陈飞宇一脸疑惑:
“但我看这云栖寺就是座很普通的寺庙呀!和咱们京华那几座大庙子没啥区别。”
李娜斜目瞪了一眼陈飞宇,又回头看着电脑:
“京华的那些寺庙,大雄宝殿让你进去吗?舍利塔、地宫让你进去吗?还有僧人起居的后院让你进去吗?”
陈飞宇细细想来:
“好像是哈,我们在云栖寺逛了三天,每天去的重点区域都不一样,确实没有看到任何游客止步的牌子。连到后山菜地去的小路,都能通行。但这能说明什么问题吗?”

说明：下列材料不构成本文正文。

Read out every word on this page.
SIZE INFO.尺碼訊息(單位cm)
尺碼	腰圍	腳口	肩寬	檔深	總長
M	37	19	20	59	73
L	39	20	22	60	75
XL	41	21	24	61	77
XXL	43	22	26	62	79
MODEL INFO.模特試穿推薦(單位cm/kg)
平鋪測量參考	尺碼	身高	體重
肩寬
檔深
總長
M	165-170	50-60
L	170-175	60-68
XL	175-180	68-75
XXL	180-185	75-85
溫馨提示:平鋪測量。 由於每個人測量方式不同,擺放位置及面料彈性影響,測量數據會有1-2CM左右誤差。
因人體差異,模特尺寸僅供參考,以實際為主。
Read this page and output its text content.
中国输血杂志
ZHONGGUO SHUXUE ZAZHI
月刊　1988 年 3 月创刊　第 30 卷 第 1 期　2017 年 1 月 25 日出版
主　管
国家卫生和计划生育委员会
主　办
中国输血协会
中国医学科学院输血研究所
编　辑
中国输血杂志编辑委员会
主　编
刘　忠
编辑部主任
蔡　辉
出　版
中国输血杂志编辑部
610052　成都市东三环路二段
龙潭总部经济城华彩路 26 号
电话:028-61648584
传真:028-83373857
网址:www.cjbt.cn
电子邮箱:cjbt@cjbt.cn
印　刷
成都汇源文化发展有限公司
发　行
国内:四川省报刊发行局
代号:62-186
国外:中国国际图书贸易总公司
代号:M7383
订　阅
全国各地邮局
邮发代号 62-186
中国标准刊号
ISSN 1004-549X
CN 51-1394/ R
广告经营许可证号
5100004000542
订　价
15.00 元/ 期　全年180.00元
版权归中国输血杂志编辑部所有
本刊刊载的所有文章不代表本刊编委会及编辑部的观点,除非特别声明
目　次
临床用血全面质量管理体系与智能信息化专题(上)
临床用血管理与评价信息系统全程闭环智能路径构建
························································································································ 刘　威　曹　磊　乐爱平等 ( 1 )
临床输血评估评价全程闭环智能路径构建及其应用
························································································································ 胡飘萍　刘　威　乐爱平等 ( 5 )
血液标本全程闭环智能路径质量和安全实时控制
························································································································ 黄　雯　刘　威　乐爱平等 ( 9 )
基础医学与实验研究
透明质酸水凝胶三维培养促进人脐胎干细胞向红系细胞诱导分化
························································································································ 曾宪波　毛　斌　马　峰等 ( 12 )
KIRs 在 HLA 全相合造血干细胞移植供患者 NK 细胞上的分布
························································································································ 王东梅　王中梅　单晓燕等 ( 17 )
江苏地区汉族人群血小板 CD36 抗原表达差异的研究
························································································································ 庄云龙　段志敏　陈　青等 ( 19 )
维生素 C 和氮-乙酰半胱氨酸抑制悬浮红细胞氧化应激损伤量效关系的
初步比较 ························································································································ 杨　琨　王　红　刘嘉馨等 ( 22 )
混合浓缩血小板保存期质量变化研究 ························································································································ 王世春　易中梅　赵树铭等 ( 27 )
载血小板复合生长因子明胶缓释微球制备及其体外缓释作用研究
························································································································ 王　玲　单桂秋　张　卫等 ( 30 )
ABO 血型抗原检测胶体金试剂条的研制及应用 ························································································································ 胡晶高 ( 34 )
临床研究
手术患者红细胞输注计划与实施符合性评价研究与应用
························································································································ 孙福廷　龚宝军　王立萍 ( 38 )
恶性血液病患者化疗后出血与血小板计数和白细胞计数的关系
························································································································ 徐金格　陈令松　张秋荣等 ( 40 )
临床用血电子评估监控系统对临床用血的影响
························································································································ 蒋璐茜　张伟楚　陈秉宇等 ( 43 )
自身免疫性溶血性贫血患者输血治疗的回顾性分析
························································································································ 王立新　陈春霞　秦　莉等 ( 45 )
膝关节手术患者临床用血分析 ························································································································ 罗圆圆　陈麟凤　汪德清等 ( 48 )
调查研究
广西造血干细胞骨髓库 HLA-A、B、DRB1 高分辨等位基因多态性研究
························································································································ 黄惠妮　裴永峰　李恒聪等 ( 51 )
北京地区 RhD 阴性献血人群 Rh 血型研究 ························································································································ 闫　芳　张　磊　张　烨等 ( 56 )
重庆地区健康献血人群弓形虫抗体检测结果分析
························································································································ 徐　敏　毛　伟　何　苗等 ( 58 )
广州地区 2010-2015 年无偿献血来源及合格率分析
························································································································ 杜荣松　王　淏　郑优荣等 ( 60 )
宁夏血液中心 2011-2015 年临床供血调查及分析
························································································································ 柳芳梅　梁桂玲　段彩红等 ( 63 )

“单单这个可能说明不了什么,但你看看这个。”李娜一边说着,一边把笔记本电脑转了过来。
陈飞宇看着电脑上不停跳着马赛克,时不时还会卡顿的针孔摄像机记录画面,一脸的不解:
“你不是说这些针孔摄像机能达到8K的清晰度吗?怎么这效果像是座机录下来的一样?”
李娜又在电脑上调出了一段录音,陈飞宇听着在浓重电流嘈杂背景声音下,李娜模糊不清的口令,惊讶地问道:
“这是怎么回事?”
李娜把那些藏着各种设备的胸针纽扣一股脑装进了袋子里:
“这说明,在云栖寺里大量安装着反侦测设备。从视频和音频画面被干扰的程度来看,应该是十年前的技术,单个造价也不算高。但你要知道云栖寺是一座规模能进全国前十的寺庙,要在寺庙里完全覆盖这种反侦测设备,肯定是有什么目的。”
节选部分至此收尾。